Auer stöhnte und schloss die Augen.
»Ach was, hör mir auf mit Kerlen. Der Carlo, das ist mein Kater. Der schwarze, den kennen Sie doch, Chef. Ich hab ihn auf der Weihnachtsfeier dabeigehabt und Sie haben ihn gestreichelt. Erinnern Sie sich?«
Chili überlegte: »Ja, klar. Und, was ist mit ihm? Soll ich ihn erschießen?«
Sie sagte: »Nein, ich hätte gerne, dass er heute hier im Büro übernachten kann, weil ich ja nach Niederbayern muss. Todesfall in der Familie. Da kann ich nicht mit einem schwarzen Kater auf den Friedhof gehen. Die sind doch alle so abergläubisch bei uns in der Familie.«
»Laura, dein Kater ist kein Kater, sondern ein fetter Kugelfisch.
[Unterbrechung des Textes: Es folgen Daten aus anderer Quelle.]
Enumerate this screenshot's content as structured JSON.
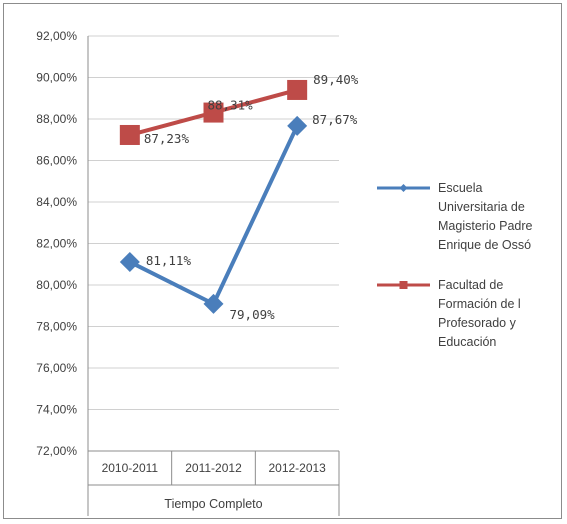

Weil du ihn zu Tode fütterst. Du hast dir einen Kugelfisch rangemästet. Und, siehst du hier irgendwo ein Aquarium? Schau ich aus wie einer, der mit fetten Fischen kuschelt?«
»Jetzt werden S’ nicht gemein, ja? Der Carlo hat sein astrologisches Idealgewicht. Er ist muskulös, aber nicht fett. Neun Kilo für einen Kater sind heutzutage nicht unnormal. Nicht besonders, jedenfalls. Ich hab ihn samt Korb im Auto. Da bei Ihnen unter dem Schreibtisch, da tät es ihm bestimmt gefallen. Und morgen ist er wieder bei mir. Bitte, bitte, ja? Nur bis morgen Nachmittag, Chef?«
»Ich bin einfach zu gut für diese Welt. Bring das Monster und leg ihn hier ab. Wenn ich Flöhe krieg oder sonst was, dann ist er dran.«
Die junge Frau warf dem Chili eine gehauchte Kusshand zu, machte einen Knicks und verschwand.